To help support this discussion with data, we built a tool to help check if your network is compatible with TLS 1.3:
https://tls13.mitm.watch/

How version negotiation used to work in TLS

The Transport Layer Security protocol, TLS, is the workhorse that enables secure web browsing with HTTPS. The TLS protocol was adapted from an earlier protocol, Secure Sockets Layer (SSL), in the late 1990s. TLS currently has three versions: 1.0, 1.1 and 1.2. The protocol is very flexible and can evolve over time in different ways. Minor changes can be incorporated as “extensions” (such as OCSP and Certificate Transparency) while larger and more fundamental changes often require a new version. TLS 1.3 is by far the largest change to the protocol in its history, completely revamping the cryptography and introducing features like 0-RTT.

Not every client and server support the same version of TLS—that would make it impossible to upgrade the protocol—so most support multiple versions simultaneously. In order to agree on a common version for a connection, clients and servers negotiate. TLS version negotiation is very simple. The client tells the server the newest version of the protocol that it supports and the server replies back with the newest version of the protocol that they both support.

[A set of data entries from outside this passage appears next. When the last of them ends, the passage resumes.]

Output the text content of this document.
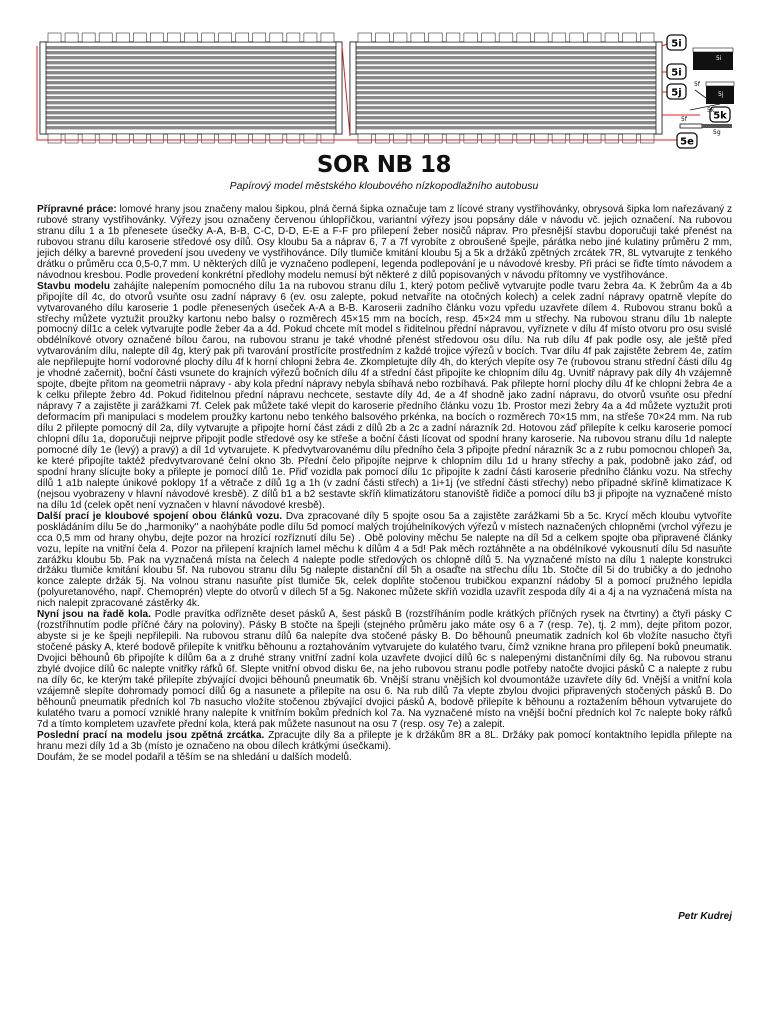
5i
5i
5j
5k
5e
5f
5f
5g
5i
5j
5k
SOR NB 18
Papírový model městského kloubového nízkopodlažního autobusu

Přípravné práce: lomové hrany jsou značeny malou šipkou, plná černá šipka označuje tam z lícové strany vystřihovánky, obrysová šipka lom nařezávaný z rubové strany vystřihovánky. Výřezy jsou označeny červenou úhlopříčkou, variantní výřezy jsou popsány dále v návodu vč. jejich označení. Na rubovou stranu dílu 1 a 1b přenesete úsečky A-A, B-B, C-C, D-D, E-E a F-F pro přilepení žeber nosičů náprav. Pro přesnější stavbu doporučuji také přenést na rubovou stranu dílu karoserie středové osy dílů. Osy kloubu 5a a náprav 6, 7 a 7f vyrobíte z obroušené špejle, párátka nebo jiné kulatiny průměru 2 mm, jejich délky a barevné provedení jsou uvedeny ve vystřihovánce. Díly tlumiče kmitání kloubu 5j a 5k a držáků zpětných zrcátek 7R, 8L vytvarujte z tenkého drátku o průměru cca 0,5-0,7 mm. U některých dílů je vyznačeno podlepení, legenda podlepování je u návodové kresby. Při práci se řiďte tímto návodem a návodnou kresbou. Podle provedení konkrétní předlohy modelu nemusí být některé z dílů popisovaných v návodu přítomny ve vystřihovánce.

Stavbu modelu zahájíte nalepením pomocného dílu 1a na rubovou stranu dílu 1, který potom pečlivě vytvarujte podle tvaru žebra 4a. K žebrům 4a a 4b připojíte díl 4c, do otvorů vsuňte osu zadní nápravy 6 (ev. osu zalepte, pokud netvaříte na otočných kolech) a celek zadní nápravy opatrně vlepíte do vytvarovaného dílu karoserie 1 podle přenesených úseček A-A a B-B. Karoserii zadního článku vozu vpředu uzavřete dílem 4. Rubovou stranu boků a střechy můžete vyztužit proužky kartonu nebo balsy o rozměrech 45×15 mm na bocích, resp. 45×24 mm u střechy. Na rubovou stranu dílu 1b nalepte pomocný díl1c a celek vytvarujte podle žeber 4a a 4d. Pokud chcete mít model s řiditelnou přední nápravou, vyříznete v dílu 4f místo otvoru pro osu svislé obdélníkové otvory označené bílou čarou, na rubovou stranu je také vhodné přenést středovou osu dílu. Na rub dílu 4f pak podle osy, ale ještě před vytvarováním dílu, nalepte díl 4g, který pak při tvarování prostřícíte prostředním z každé trojice výřezů v bocích. Tvar dílu 4f pak zajistěte žebrem 4e, zatím ale nepřilepujte horní vodorovné plochy dílu 4f k horní chlopni žebra 4e. Zkompletujte díly 4h, do kterých vlepíte osy 7e (rubovou stranu střední části dílu 4g je vhodné začernit), boční části vsunete do krajních výřezů bočních dílu 4f a střední část připojíte ke chlopním dílu 4g. Uvnitř nápravy pak díly 4h vzájemně spojte, dbejte přitom na geometrii nápravy - aby kola přední nápravy nebyla sbíhavá nebo rozbíhavá. Pak přilepte horní plochy dílu 4f ke chlopni žebra 4e a k celku přilepte žebro 4d. Pokud řiditelnou přední nápravu nechcete, sestavte díly 4d, 4e a 4f shodně jako zadní nápravu, do otvorů vsuňte osu přední nápravy 7 a zajistěte ji zarážkami 7f. Celek pak můžete také vlepit do karoserie předního článku vozu 1b. Prostor mezi žebry 4a a 4d můžete vyztužit proti deformacím při manipulaci s modelem proužky kartonu nebo tenkého balsového prkénka, na bocích o rozměrech 70×15 mm, na střeše 70×24 mm. Na rub dílu 2 přilepte pomocný díl 2a, díly vytvarujte a připojte horní část zádi z dílů 2b a 2c a zadní nárazník 2d. Hotovou záď přilepíte k celku karoserie pomocí chlopní dílu 1a, doporučuji nejprve připojit podle středové osy ke střeše a boční části lícovat od spodní hrany karoserie. Na rubovou stranu dílu 1d nalepte pomocné díly 1e (levý) a pravý) a díl 1d vytvarujete. K předvytvarovanému dílu předního čela 3 připojte přední nárazník 3c a z rubu pomocnou chlopeň 3a, ke které připojíte taktéž předvytvarované čelní okno 3b. Přední čelo připojíte nejprve k chlopním dílu 1d u hrany střechy a pak, podobně jako záď, od spodní hrany slícujte boky a přilepte je pomocí dílů 1e. Přiď vozidla pak pomocí dílu 1c připojíte k zadní části karoserie předního článku vozu. Na střechy dílů 1 a1b nalepte únikové poklopy 1f a větrače z dílů 1g a 1h (v zadní části střech) a 1i+1j (ve střední části střechy) nebo případné skříně klimatizace K (nejsou vyobrazeny v hlavní návodové kresbě). Z dílů b1 a b2 sestavte skříň klimatizátoru stanoviště řidiče a pomocí dílu b3 ji připojte na vyznačené místo na dílu 1d (celek opět není vyznačen v hlavní návodové kresbě).

Další prací je kloubové spojení obou článků vozu. Dva zpracované díly 5 spojte osou 5a a zajistěte zarážkami 5b a 5c. Krycí měch kloubu vytvoříte poskládáním dílu 5e do „harmoniky" a naohýbáte podle dílu 5d pomocí malých trojúhelníkových výřezů v místech naznačených chlopněmi (vrchol výřezu je cca 0,5 mm od hrany ohybu, dejte pozor na hrozící rozříznutí dílu 5e) . Obě poloviny měchu 5e nalepte na díl 5d a celkem spojte oba připravené články vozu, lepíte na vnitřní čela 4. Pozor na přilepení krajních lamel měchu k dílům 4 a 5d! Pak měch roztáhněte a na obdélníkové vykousnutí dílu 5d nasuňte zarážku kloubu 5b. Pak na vyznačená místa na čelech 4 nalepte podle středových os chlopně dílů 5. Na vyznačené místo na dílu 1 nalepte konstrukci držáku tlumiče kmitání kloubu 5f. Na rubovou stranu dílu 5g nalepte distanční díl 5h a osaďte na střechu dílu 1b. Stočte díl 5i do trubičky a do jednoho konce zalepte držák 5j. Na volnou stranu nasuňte píst tlumiče 5k, celek doplňte stočenou trubičkou expanzní nádoby 5l a pomocí pružného lepidla (polyuretanového, např. Chemoprén) vlepte do otvorů v dílech 5f a 5g. Nakonec můžete skříň vozidla uzavřít zespoda díly 4i a 4j a na vyznačená místa na nich nalepit zpracované zástěrky 4k.

Nyní jsou na řadě kola. Podle pravítka odřízněte deset pásků A, šest pásků B (rozstříháním podle krátkých příčných rysek na čtvrtiny) a čtyři pásky C (rozstříhnutím podle příčné čáry na poloviny). Pásky B stočte na špejli (stejného průměru jako máte osy 6 a 7 (resp. 7e), tj. 2 mm), dejte přitom pozor, abyste si je ke špejli nepřilepili. Na rubovou stranu dílů 6a nalepíte dva stočené pásky B. Do běhounů pneumatik zadních kol 6b vložíte nasucho čtyři stočené pásky A, které bodově přilepíte k vnitřku běhounu a roztahováním vytvarujete do kulatého tvaru, čímž vznikne hrana pro přilepení boků pneumatik. Dvojici běhounů 6b připojíte k dílům 6a a z druhé strany vnitřní zadní kola uzavřete dvojicí dílů 6c s nalepenými distančními díly 6g. Na rubovou stranu zbylé dvojice dílů 6c nalepte vnitřky ráfků 6f. Slepte vnitřní obvod disku 6e, na jeho rubovou stranu podle potřeby natočte dvojici pásků C a nalepte z rubu na díly 6c, ke kterým také přilepíte zbývající dvojici běhounů pneumatik 6b. Vnější stranu vnějších kol dvoumontáže uzavřete díly 6d. Vnější a vnitřní kola vzájemně slepíte dohromady pomocí dílů 6g a nasunete a přilepíte na osu 6. Na rub dílů 7a vlepte zbylou dvojici připravených stočených pásků B. Do běhounů pneumatik předních kol 7b nasucho vložíte stočenou zbývající dvojici pásků A, bodově přilepíte k běhounu a roztažením běhoun vytvarujete do kulatého tvaru a pomocí vzniklé hrany nalepíte k vnitřním bokům předních kol 7a. Na vyznačené místo na vnější boční předních kol 7c nalepte boky ráfků 7d a tímto kompletem uzavřete přední kola, která pak můžete nasunout na osu 7 (resp. osy 7e) a zalepit.

Poslední prací na modelu jsou zpětná zrcátka. Zpracujte díly 8a a přilepte je k držákům 8R a 8L. Držáky pak pomocí kontaktního lepidla přilepte na hranu mezi díly 1d a 3b (místo je označeno na obou dílech krátkými úsečkami).

Doufám, že se model podařil a těším se na shledání u dalších modelů.

Petr Kudrej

Versions in TLS are represented as two-byte values. Since TLS was adapted from SSLv3, the literal version numbers used in the protocol were just increments of the minor version:
SSLv3 is 3.0
TLS 1.0 is 3.1
TLS 1.1 is 3.2
TLS 1.2 is 3.3, etc.

When connecting to a server with TLS, the client sends its highest supported version at the beginning of the connection:

(3, 3) → server

A server that understands the same version can reply back with a message starting with the same version bytes.

(3, 3) → server
client ← (3, 3)

Or, if the server only knows an older version of the protocol, it can reply with an older version. For example, if the server only speaks TLS 1.0, it can reply with:

(3, 3) → server
client ← (3, 1)

If the client supports the version returned by the server then they continue using that version of TLS and establish a secure connection. If the client and server don’t share a common version, the connection fails.

This negotiation was designed to be future-compatible. If a client sends higher version than the server supports, the server should still be able to reply with whatever version the server supports. For example, if a client sends (3, 8) to a modern-day TLS 1.2-capable server, it should just reply back with (3,3) and the handshake will continue as TLS 1.2.

Pretty simple, right? As it turns out, some servers didn’t implement this correctly and this led to a chain of events that exposed web users to a serious security vulnerability.

POODLE and the downgrade dance

Why TLS 1.3 isn't in browsers yet CC0 Creative Commons

The last major upgrade to TLS was the introduction of TLS 1.2. During the roll-out of TLS 1.2 in browsers, it was found that some TLS 1.0 servers did not implement version negotiation correctly. When a client connected with a TLS connection advertising support for TLS 1.2, the faulty servers would disconnect instead of negotiating a version of TLS that they understood (like TLS 1.0).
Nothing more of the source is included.